Turbo Alpha Ltd / Abbot Group plc

OFT closed case: Anticipated acquisition by Turbo Alpha Limited of Abbot Group plc.

Affected market: Oil rig services

No. ME/3508/08

The OFT's decision on reference under section 33(1) given on 29 February 2008. Full text of decision published on 6 March 2008.

PARTIES

Turbo Alpha Limited (‘Turbo Alpha’) is a company owned by a fund, FR XI-D Offshore AIV, L.P. which is ultimately controlled by FR XI Offshore GP Limited and is advised by First Reserve Corporation. Turbo Alpha was set up for the purpose of purchasing Abbot Group plc. One of the portfolio companies controlled by the investments funds advised by First Reserve Corporation, the Acteon Group Limited [See note 1] (‘Acteon Group’), is active in a broadly similar sector to the target company. The bulk of Acteon Group’s services are specialist engineering services, in particular subsea and marine services such as the anchoring and mooring of offshore oil and gas rigs.
 
Abbot Group plc (‘Abbot Group’) designs, constructs and operates oil rigs as main contractor (both onshore and offshore) mainly through its subsidiary KCA Deutag. In the last financial year the Abbot Group’s UK turnover was approximately £100 million.

TRANSACTION

Turbo Alpha will acquire Abbot Group by a scheme of arrangement. The parties notified the transaction on 4 February 2008 by a Merger Notice and the statutory deadline is 3 March 2008.

JURISDICTION

As a result of this transaction Abbot Group and Turbo Alpha will cease to be distinct. The UK turnover of Abbot Group exceeds £70 million, so the turnover test in section 23(1)(b) of the Enterprise Act 2002 (the Act) is satisfied. The OFT therefore believes that it is the case that arrangements are in progress which, if carried into effect, will result in the creation of a relevant merger situation.

ASSESSMENT

The bulk of Abbot Group’s revenue is generated from designing, constructing and operating oil and gas rigs (both onshore and offshore), often as the main contractor. It typically provides a rig and a crew to an operating company (such as an oil or gas exploration company), and will drill wells to the depth and specifications set by that operator.

The bulk of the Acteon Group’s services are specialist engineering services, in particular subsea and marine services such as the anchoring and mooring of offshore oil and gas rigs. These services are not provided by the Abbot Group, which does not have the marine and structural engineering expertise that is required to provide these services.

The activities of the Acteon Group and the Abbot Group are broadly complementary (in that both parties provide services in the oil and gas exploration sector), but the OFT has found no evidence of any overlap between their activities and as a result no horizontal competition concerns are considered to arise. 

The Acteon Group and Abbot Group do not operate at different levels of the supply chain in the oil and gas exploration sector, and so the merger does not give rise to any vertical issues.

In the absence of any horizontal or vertical overlap between the parties, the OFT has not considered it necessary to define the markets in which each party operates.

Consideration was given to the potential conglomerate effects of this transaction, in particular through the bundling of good and services. The parties submitted that they had no intention of bundling their products and services and that differences between each of their offerings made bundling inappropriate [See note 2]. No third party concerns of this nature were raised and one third party confirmed that the products and services each party offers are too varied to allow bundling.
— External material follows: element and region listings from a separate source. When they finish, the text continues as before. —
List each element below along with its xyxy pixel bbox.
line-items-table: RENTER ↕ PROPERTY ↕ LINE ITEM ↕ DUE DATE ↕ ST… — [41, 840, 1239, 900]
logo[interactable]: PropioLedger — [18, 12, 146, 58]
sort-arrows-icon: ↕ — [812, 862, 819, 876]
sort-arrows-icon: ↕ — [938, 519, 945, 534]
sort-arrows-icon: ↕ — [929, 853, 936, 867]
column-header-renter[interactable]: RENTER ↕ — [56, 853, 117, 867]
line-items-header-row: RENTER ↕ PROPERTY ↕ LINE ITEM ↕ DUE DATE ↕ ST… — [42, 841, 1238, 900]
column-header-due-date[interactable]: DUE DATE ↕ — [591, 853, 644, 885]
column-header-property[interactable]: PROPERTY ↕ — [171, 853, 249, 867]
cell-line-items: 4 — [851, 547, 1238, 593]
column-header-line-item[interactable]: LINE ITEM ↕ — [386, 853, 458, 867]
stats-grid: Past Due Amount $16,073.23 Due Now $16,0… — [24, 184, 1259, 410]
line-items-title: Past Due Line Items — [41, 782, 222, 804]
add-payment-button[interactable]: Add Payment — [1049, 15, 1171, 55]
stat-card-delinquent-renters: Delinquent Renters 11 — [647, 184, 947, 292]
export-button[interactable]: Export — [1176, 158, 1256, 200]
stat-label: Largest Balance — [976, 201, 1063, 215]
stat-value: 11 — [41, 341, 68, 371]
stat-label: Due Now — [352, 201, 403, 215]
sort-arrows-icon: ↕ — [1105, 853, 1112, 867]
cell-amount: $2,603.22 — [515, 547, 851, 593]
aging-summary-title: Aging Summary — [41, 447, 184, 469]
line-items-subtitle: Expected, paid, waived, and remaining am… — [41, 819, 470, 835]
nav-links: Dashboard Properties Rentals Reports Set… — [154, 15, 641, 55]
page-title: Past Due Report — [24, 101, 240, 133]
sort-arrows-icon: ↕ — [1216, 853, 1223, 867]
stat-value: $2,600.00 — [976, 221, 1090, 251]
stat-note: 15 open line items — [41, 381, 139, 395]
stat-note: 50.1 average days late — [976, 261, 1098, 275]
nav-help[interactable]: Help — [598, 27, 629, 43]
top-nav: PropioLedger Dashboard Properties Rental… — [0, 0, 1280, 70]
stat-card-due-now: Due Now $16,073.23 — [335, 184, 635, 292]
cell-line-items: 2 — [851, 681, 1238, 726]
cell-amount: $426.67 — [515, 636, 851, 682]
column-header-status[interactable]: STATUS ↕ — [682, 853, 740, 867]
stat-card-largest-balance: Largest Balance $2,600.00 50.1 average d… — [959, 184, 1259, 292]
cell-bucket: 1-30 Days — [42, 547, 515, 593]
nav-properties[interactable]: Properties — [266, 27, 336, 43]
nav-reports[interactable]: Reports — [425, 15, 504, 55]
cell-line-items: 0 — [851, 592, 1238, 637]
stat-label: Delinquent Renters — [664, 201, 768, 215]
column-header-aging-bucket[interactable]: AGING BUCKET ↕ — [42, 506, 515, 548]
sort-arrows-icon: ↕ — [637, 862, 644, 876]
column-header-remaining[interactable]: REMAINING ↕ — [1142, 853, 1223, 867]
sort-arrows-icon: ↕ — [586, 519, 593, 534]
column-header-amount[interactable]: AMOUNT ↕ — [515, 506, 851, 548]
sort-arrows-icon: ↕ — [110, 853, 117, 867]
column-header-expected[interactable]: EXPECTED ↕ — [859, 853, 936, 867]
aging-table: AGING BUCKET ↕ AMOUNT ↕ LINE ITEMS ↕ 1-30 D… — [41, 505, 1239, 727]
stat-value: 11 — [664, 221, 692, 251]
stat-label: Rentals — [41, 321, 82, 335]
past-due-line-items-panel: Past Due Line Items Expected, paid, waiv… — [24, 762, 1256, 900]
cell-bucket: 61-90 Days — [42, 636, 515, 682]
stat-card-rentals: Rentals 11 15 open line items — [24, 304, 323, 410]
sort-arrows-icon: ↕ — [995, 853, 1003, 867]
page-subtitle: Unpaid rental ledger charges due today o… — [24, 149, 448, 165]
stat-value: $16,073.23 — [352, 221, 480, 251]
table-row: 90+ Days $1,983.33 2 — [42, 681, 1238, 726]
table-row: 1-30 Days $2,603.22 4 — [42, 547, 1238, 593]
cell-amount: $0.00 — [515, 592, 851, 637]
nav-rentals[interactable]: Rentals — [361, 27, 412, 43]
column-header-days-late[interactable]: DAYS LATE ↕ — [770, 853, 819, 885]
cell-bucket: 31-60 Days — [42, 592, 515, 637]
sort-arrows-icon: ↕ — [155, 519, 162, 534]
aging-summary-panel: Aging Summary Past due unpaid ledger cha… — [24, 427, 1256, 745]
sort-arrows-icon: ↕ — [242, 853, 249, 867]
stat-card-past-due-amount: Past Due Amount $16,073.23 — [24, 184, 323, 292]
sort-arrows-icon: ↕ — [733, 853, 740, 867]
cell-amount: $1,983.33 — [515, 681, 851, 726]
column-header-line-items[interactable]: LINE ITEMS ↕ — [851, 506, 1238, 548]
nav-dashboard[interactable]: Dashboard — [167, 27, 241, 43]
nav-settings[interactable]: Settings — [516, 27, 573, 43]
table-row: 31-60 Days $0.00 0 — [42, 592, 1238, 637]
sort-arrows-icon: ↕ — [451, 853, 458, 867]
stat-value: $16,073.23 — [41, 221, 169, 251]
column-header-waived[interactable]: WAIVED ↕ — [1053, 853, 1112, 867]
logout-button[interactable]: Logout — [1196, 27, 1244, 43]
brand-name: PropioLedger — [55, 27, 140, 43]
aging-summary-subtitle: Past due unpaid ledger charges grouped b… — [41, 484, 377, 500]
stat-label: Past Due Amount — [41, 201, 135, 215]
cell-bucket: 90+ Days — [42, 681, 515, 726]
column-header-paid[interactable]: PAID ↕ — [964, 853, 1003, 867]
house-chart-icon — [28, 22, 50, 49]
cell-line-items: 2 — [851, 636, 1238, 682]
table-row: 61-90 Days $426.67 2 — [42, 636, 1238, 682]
None of the third parties, both customers and competitors, contacted by the OFT in course of its investigation raised any concerns about the merger.
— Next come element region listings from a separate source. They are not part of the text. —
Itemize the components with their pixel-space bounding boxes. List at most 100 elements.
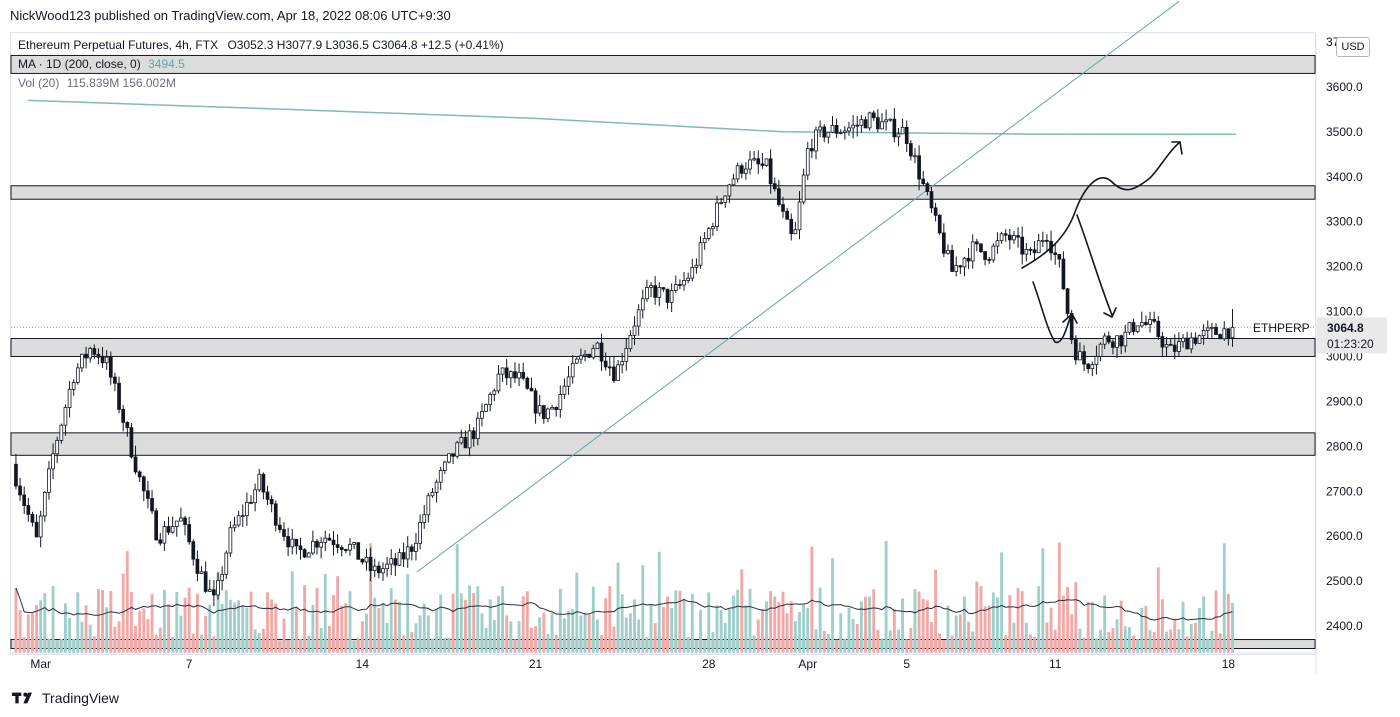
- candle-body: [1172, 344, 1177, 352]
- volume-bar: [1173, 619, 1177, 653]
- volume-bar: [138, 610, 142, 653]
- candle-body: [686, 277, 690, 281]
- volume-bar: [472, 593, 476, 653]
- volume-bar: [43, 593, 47, 653]
- candle-body: [451, 453, 455, 457]
- volume-bar: [608, 585, 612, 653]
- candle-body: [430, 492, 435, 497]
- candle-body: [933, 207, 938, 216]
- volume-bar: [971, 631, 975, 653]
- candle-body: [562, 385, 567, 395]
- volume-bar: [930, 621, 933, 653]
- volume-bar: [348, 591, 352, 653]
- candle-body: [612, 366, 616, 382]
- volume-bar: [187, 587, 191, 653]
- candle-body: [1111, 341, 1115, 348]
- candle-body: [389, 558, 394, 565]
- volume-bar: [789, 601, 793, 653]
- bullish-scenario-arrow: [1021, 141, 1181, 269]
- time-tick-label: 21: [529, 657, 543, 671]
- candle-body: [1115, 335, 1119, 348]
- candle-body: [96, 353, 101, 358]
- candle-body: [88, 348, 93, 359]
- legend-vol-values: 115.839M 156.002M: [66, 76, 176, 90]
- candle-body: [1036, 240, 1041, 254]
- volume-bar: [389, 588, 393, 653]
- candle-body: [739, 165, 744, 174]
- volume-bar: [567, 611, 571, 653]
- candle-body: [265, 491, 270, 500]
- candle-body: [876, 117, 880, 130]
- candle-body: [500, 367, 505, 375]
- volume-bar: [690, 593, 694, 653]
- candle-body: [1032, 249, 1037, 254]
- volume-bar: [661, 606, 665, 653]
- volume-bar: [1231, 602, 1234, 653]
- volume-bar: [1165, 631, 1168, 653]
- volume-bar: [831, 558, 834, 653]
- volume-bar: [637, 619, 641, 653]
- candle-body: [843, 130, 847, 133]
- volume-bar: [1107, 632, 1111, 653]
- candle-body: [232, 524, 237, 529]
- candle-body: [529, 387, 534, 392]
- candle-body: [1185, 337, 1190, 350]
- volume-bar: [538, 617, 542, 653]
- candle-body: [991, 245, 996, 261]
- volume-bar: [344, 603, 348, 653]
- volume-bar: [96, 589, 100, 653]
- volume-bar: [715, 605, 719, 653]
- volume-bar: [468, 585, 472, 653]
- volume-bar: [476, 586, 480, 653]
- volume-bar: [583, 613, 587, 653]
- candle-body: [84, 353, 88, 359]
- volume-bar: [261, 628, 265, 653]
- volume-bar: [1222, 543, 1226, 653]
- candle-body: [587, 353, 592, 358]
- candle-body: [1065, 288, 1070, 314]
- volume-bar: [200, 634, 203, 653]
- volume-bar: [464, 599, 467, 653]
- candle-body: [929, 191, 934, 209]
- volume-bar: [571, 609, 575, 653]
- candle-body: [673, 284, 678, 291]
- candle-body: [117, 382, 121, 410]
- volume-bar: [645, 637, 649, 653]
- candle-body: [867, 112, 872, 129]
- volume-bar: [1000, 552, 1004, 653]
- ma-200-line: [28, 99, 1236, 136]
- volume-bar: [509, 621, 513, 653]
- volume-bar: [1206, 639, 1210, 653]
- candle-body: [974, 241, 979, 245]
- volume-bar: [1210, 630, 1214, 653]
- volume-bar: [600, 635, 603, 653]
- footer-brand[interactable]: TradingView: [12, 690, 119, 706]
- candle-body: [1164, 344, 1169, 348]
- price-tick-label: 3600.0: [1326, 80, 1363, 94]
- publish-info: NickWood123 published on TradingView.com…: [10, 8, 451, 23]
- candle-body: [682, 280, 686, 286]
- volume-bar: [542, 612, 546, 653]
- volume-bar: [315, 587, 319, 653]
- candle-body: [913, 155, 917, 158]
- volume-bar: [377, 607, 381, 653]
- volume-bar: [719, 609, 723, 653]
- candle-body: [290, 538, 295, 548]
- volume-bar: [1181, 601, 1185, 653]
- volume-bar: [950, 635, 954, 653]
- candle-body: [760, 163, 765, 166]
- volume-bar: [1218, 633, 1222, 653]
- volume-bar: [1061, 595, 1065, 653]
- candle-body: [121, 408, 126, 423]
- candle-body: [661, 287, 666, 290]
- volume-bar: [769, 591, 773, 653]
- volume-bar: [806, 607, 810, 653]
- volume-bar: [406, 574, 410, 653]
- volume-bar: [686, 637, 690, 653]
- volume-bar: [1136, 639, 1140, 653]
- currency-button[interactable]: USD: [1336, 37, 1370, 57]
- candle-body: [162, 526, 167, 544]
- candle-body: [810, 148, 814, 152]
- candle-body: [1090, 364, 1095, 370]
Consequently, the OFT does not believe that it is or may be the case that the merger may be expected to result in a substantial lessening of competition within a market or markets in the United Kingdom.

DECISION

This merger will therefore not be referred to the Competition Commission under section 33(1) of the Act.

NOTES

  1. The main subsidiaries of Acteon Group are: 2H Offshore Engineering Limited, Aquatic Engineering & Construction Limited, Chain Corporation and Construction Limited, Conductor Installation Services Limited, Claxton Engineering Services Limited, International Mooring Systems Limited, InterAct PMTI Inc., InterMoor Inc., MENCK GmbH, Mirage Machines Limited, Seatronics Limited, TEAM Energy Resources Limited, Trident Offshore Limited, UWG Limited, WellCut Group Inc.
  2. Acteon Group provides subsea products and services to offshore oil and gas facilities. Acteon Group's products and services are provided either before or after the provision of drilling contracting. These products and services are not related to the provision of drilling contracting or to the manufacture of land drilling rigs. KCA Deutag provides contract drilling services, which are not related to the provision of subsea products and services.